L’intelligenza artificiale non rappresenta più una prospettiva futura, ma una realtà che sta trasformando profondamente anche la professione forense. Il legislatore, con la legge n. 132 del 2025, ha stabilito un principio condivisibile: l’IA deve essere uno strumento di supporto e non un sostituto del lavoro intellettuale dell’avvocato. Tuttavia, tra la norma e la realtà si sta aprendo un divario sempre più evidente.
Gli studi legali stanno cambiando rapidamente. La ricerca giurisprudenziale, la predisposizione degli atti, l’analisi documentale e perfino l’organizzazione del lavoro sono ormai affidate, in misura crescente, a piattaforme basate sull’intelligenza artificiale. Parallelamente, il processo telematico e le udienze da remoto hanno modificato radicalmente il modo di esercitare la professione, riducendo la necessità di molte attività tradizionali.

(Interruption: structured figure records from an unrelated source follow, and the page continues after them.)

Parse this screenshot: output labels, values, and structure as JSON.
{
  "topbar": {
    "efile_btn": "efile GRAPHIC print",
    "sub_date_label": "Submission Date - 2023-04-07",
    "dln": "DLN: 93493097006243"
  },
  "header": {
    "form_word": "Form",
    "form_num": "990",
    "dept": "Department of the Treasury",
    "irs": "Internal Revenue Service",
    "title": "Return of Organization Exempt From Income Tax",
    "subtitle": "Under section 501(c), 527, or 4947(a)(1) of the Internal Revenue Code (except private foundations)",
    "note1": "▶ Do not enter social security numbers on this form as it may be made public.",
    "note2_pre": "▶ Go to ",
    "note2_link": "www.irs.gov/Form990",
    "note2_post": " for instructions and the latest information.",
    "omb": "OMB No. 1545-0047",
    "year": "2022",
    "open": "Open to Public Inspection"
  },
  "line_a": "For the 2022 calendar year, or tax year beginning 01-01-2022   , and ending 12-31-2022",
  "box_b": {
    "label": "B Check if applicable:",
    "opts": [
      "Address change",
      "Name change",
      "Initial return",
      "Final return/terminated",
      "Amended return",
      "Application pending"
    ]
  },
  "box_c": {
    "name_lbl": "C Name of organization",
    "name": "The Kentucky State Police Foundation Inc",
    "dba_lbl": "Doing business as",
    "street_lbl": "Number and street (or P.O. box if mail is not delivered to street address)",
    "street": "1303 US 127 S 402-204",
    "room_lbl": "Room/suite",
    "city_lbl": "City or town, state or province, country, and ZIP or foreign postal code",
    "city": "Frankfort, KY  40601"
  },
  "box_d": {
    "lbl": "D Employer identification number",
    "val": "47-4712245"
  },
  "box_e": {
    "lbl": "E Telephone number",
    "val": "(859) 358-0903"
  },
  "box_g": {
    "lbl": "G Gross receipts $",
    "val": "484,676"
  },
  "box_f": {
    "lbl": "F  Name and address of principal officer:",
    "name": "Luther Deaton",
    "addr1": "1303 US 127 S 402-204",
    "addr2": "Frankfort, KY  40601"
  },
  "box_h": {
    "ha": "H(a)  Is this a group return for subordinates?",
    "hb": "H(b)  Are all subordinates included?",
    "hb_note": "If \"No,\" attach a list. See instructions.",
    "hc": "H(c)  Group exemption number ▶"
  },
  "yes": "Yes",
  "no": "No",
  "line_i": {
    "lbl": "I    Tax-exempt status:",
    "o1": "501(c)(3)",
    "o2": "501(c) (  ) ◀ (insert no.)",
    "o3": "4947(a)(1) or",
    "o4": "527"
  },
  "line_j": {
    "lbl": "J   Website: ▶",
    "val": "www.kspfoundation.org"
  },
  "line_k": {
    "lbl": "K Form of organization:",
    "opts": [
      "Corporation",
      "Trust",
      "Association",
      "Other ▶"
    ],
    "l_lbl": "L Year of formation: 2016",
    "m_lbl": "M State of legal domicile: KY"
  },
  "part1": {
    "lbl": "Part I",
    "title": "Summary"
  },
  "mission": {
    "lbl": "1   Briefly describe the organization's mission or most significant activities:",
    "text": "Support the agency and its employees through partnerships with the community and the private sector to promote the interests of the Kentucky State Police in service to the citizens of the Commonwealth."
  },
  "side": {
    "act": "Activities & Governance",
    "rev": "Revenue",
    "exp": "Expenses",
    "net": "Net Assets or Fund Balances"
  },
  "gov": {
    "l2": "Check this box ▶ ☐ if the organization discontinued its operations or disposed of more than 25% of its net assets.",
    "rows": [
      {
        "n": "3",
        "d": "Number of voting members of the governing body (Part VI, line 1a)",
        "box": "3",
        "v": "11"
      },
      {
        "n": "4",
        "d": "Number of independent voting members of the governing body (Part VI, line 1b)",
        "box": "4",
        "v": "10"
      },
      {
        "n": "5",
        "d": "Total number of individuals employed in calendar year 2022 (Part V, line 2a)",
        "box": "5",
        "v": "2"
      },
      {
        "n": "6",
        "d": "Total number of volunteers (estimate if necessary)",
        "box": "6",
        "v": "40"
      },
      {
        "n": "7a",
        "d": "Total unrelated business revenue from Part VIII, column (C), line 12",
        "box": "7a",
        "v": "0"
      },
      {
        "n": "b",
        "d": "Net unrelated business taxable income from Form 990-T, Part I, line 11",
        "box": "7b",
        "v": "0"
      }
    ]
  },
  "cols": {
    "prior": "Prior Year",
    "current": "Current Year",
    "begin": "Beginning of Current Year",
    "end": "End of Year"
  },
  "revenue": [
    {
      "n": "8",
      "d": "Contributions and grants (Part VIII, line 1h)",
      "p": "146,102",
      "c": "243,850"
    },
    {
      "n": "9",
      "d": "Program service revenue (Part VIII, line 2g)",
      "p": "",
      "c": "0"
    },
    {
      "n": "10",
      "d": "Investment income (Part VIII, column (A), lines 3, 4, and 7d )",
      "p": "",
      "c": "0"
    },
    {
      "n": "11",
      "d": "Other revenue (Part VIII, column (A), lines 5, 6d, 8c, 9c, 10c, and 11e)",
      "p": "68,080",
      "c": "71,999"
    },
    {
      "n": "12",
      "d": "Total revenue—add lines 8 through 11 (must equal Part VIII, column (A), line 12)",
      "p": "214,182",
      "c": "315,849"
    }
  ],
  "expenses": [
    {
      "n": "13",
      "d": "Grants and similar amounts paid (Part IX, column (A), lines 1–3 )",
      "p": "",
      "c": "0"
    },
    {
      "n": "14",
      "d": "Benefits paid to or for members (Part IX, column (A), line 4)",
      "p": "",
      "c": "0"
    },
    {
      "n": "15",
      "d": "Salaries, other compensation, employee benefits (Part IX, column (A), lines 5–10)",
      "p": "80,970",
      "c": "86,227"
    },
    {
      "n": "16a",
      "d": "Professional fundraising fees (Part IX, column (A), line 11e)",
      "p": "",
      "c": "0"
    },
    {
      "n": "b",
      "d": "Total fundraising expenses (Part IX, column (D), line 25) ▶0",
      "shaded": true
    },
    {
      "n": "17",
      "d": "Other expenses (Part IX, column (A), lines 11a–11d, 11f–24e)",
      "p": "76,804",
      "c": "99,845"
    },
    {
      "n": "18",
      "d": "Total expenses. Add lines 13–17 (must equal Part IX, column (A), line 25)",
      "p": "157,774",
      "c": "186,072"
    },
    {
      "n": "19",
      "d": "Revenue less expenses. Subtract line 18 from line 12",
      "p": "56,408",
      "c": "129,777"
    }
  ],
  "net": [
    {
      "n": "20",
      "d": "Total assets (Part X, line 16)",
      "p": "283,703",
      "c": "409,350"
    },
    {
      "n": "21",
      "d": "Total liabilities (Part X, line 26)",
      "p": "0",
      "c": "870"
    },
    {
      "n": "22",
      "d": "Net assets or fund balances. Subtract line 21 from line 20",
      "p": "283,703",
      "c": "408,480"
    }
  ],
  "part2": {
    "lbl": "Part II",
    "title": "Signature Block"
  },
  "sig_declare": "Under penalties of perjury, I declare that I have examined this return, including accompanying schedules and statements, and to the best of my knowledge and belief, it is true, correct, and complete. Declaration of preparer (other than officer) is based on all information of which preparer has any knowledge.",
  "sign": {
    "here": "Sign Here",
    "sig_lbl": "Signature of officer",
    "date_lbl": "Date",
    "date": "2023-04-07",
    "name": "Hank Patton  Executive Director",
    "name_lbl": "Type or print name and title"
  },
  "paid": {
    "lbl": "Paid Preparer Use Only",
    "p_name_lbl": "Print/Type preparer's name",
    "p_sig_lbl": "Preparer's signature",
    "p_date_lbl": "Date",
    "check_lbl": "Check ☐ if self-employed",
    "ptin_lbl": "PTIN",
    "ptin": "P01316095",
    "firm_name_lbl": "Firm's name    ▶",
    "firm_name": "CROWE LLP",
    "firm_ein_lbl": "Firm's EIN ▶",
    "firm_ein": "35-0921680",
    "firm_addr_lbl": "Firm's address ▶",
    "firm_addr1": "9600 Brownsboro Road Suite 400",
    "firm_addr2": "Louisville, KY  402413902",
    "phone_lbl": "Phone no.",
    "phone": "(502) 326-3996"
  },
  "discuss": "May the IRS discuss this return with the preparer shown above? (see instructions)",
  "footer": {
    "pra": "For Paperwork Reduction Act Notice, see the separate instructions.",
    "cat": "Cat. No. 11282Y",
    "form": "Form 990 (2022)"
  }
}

Sarebbe illusorio pensare che tutto ciò non produca effetti sull’occupazione. Così come l’automazione sta incidendo sull’industria e sui call center, anche l’avvocatura vedrà inevitabilmente una riduzione del fabbisogno di professionisti, soprattutto nelle attività più standardizzabili. Non è un giudizio di valore, ma la naturale conseguenza dell’innovazione tecnologica.
Cassa Forense ha opportunamente scelto di accompagnare gli iscritti in questa transizione, favorendo un uso consapevole delle nuove tecnologie. È una scelta lungimirante. Ma accanto all’innovazione occorre affrontare un tema che finora resta quasi assente dal dibattito pubblico: la sostenibilità del sistema previdenziale.
Se diminuirà il numero degli avvocati che versano contributi, mentre aumenterà la produttività garantita dall’intelligenza artificiale, chi finanzierà domani la previdenza forense? È una domanda che riguarda non solo gli avvocati, ma tutte le professioni intellettuali destinate a convivere con sistemi sempre più autonomi.
Nel mondo economico e accademico si discute già dell’introduzione di nuove forme di contribuzione legate al valore prodotto dall’intelligenza artificiale o di specifici prelievi sull’utilizzo commerciale di sistemi che sostituiscono attività umane. Sono ipotesi che meritano attenzione, senza pregiudizi ideologici.
Il vero rischio non è l’intelligenza artificiale. Il vero rischio è continuare a considerarla soltanto un tema tecnologico, quando è già diventata una questione economica, occupazionale e previdenziale. Le istituzioni hanno ancora il tempo per governare il cambiamento. Ignorarlo significherebbe subirlo.